The increased need for reinsurance coverage resulting from new initiatives aiming to put more of the risk in the private or ILS market will amount to around $318m of new premium income to be split between traditional reinsurers and third-party capital, say analysts.

Analysts from the equities research team at Macquarie USA, led by Amit Kumar and Emily Gadsden, suggest this figure as the likely total new reinsurance premiums resulting from the continued depopulation of Florida’s Citizens Property Insurance, the new reinsurance buying appetite of the Florida Hurricane Catastrophe Fund and the Florida Clearinghouse initiative.

The clearinghouse alone could result in an estimated reinsurance premium of $66m, if around 100,000 policies move out of Citizens and back into the private Florida property insurance market, according to the analysts. They estimate that around half of this would end up in the hands of traditional reinsurers, with the rest going to the ILS and third-party reinsurance capital market.

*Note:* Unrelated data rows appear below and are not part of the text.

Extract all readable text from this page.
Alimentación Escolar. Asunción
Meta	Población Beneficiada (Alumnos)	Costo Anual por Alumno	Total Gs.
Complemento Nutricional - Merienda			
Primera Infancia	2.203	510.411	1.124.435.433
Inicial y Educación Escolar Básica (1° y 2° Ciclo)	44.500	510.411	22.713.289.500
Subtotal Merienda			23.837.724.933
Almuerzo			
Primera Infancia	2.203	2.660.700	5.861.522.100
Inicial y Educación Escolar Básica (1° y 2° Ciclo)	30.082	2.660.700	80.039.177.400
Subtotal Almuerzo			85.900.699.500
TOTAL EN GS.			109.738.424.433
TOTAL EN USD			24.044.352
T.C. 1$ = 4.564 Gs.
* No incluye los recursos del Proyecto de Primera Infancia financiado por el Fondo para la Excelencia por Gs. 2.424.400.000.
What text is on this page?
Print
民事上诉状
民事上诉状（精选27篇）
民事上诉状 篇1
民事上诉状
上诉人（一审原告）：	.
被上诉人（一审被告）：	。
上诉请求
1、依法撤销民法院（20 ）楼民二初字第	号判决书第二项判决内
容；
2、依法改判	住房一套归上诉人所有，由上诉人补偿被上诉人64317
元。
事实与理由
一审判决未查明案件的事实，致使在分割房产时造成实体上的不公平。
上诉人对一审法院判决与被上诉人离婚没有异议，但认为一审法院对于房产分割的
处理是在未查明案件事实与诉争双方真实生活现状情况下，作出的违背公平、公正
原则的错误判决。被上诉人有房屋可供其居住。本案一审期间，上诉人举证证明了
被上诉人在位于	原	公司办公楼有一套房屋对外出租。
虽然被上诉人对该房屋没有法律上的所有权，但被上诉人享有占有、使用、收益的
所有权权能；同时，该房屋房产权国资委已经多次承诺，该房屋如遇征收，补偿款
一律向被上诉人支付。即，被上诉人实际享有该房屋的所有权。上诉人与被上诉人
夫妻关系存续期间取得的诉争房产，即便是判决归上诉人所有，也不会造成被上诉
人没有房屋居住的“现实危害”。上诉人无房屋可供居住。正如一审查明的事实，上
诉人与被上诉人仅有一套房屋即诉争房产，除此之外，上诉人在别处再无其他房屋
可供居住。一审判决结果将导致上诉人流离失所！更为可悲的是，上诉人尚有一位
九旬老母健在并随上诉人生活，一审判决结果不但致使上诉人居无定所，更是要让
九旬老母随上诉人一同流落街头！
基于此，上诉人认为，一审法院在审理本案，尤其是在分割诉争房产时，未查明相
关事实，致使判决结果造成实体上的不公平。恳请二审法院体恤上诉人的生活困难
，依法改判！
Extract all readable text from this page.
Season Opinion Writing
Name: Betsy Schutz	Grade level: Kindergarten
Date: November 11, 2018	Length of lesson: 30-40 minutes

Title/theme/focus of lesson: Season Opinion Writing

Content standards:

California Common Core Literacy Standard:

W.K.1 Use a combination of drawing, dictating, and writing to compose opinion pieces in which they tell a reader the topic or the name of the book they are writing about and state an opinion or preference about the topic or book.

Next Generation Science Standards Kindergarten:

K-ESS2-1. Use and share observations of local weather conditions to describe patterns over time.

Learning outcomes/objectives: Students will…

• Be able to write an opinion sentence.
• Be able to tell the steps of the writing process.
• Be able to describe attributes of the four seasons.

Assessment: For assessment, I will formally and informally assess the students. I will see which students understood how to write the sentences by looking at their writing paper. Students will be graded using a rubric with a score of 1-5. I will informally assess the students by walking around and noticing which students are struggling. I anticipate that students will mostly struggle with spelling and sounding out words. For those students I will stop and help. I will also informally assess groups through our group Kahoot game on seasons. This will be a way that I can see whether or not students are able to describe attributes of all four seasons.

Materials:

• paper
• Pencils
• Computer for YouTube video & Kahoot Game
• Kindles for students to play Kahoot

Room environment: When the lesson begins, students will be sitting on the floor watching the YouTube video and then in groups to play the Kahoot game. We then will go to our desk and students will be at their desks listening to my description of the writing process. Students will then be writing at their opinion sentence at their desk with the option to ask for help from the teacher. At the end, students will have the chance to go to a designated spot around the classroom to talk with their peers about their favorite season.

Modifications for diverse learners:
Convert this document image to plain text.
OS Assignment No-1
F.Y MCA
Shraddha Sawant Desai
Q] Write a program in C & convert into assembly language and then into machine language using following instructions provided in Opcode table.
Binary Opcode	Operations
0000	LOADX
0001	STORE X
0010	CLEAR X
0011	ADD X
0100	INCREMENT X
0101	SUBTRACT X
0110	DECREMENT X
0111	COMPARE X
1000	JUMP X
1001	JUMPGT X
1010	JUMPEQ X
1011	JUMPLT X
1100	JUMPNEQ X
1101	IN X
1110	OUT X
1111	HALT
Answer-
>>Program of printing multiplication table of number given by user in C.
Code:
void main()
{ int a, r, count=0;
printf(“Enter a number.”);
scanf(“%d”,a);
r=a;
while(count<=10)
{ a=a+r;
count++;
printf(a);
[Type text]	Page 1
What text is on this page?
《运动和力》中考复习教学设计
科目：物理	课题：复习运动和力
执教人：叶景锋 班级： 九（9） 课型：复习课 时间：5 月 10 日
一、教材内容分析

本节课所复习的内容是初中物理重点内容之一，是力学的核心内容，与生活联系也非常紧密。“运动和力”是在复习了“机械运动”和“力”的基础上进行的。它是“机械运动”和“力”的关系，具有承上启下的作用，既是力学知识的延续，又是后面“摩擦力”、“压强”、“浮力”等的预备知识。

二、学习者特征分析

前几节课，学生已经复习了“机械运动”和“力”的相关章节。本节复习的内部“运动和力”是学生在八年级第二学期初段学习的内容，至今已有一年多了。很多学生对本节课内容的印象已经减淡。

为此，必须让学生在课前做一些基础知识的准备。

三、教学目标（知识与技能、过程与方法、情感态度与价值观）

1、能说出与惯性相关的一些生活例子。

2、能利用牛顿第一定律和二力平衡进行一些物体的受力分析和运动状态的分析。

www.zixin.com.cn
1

The ongoing depopulation of Citizens, which sees large chunks of policies passed onto new or established insurers with a desire to take on more risk in the state, could result in another $99m of reinsurance premium coming to the market. Again, around half would be expected to go to traditional reinsurers in the current environment, with the remainder going to alternative reinsurance capital investors and providers.

The Florida Hurricane Catastrophe Fund’s reinsurance buying needs may result in as much as $153m of premium income, split as $101m to traditional reinsurers and the rest to the alternative market, due to third-party capital being effectively cheaper, by Macquarie’s analysts reckoning.

According to the analysts estimates those three initiatives could bring $318m of new premium income to traditional reinsurers and alternative capital or ILS players over the course of 2014, which will be welcomed by both sides of the market at this competitive time.

The Macquarie analysts estimate that traditional reinsurers will see approximately $183.8m of this new premium income, while the remaining $134m of premiums, or so, would be absorbed by insurance-linked securities and third-party reinsurance capital.

Macquarie also notes that Citizens is set to renew a good amount of its reinsurance program in 2014 and it has expressed a desire to leverage the capital markets for as much as 50% of this limit (a new Everglades Re is possible this year). Macquarie notes that there is considerable uncertainty in this mix, the appetite of capital market investors is sure to drive some of this uncertainty.

Citizens has budgeted $200m to renew $1.6 billion of its reinsurance program in 2014. Macquarie believes it may get that limit for a lower cost due to the price declines on property catastrophe lines of business. Macquarie estimates that the renewal will bring traditional reinsurers another $108m of premium, while third-party capital will take $55.6m for this renewal.

The numbers are all based on estimates made by Macquarie’s analysts using the limit required, or an estimate of this, and average rates on line for traditional reinsurance versus third-party backed fully-collateralized reinsurance capacity.

With so much limit required and the potential for so much new premium to be available it is expected that the competition for signings may increase again. It will be interesting to see how this plays out at the Florida renewals towards the middle of the year and whether the new premiums help to encourage further growth of the ILS and third-party reinsurance capital market.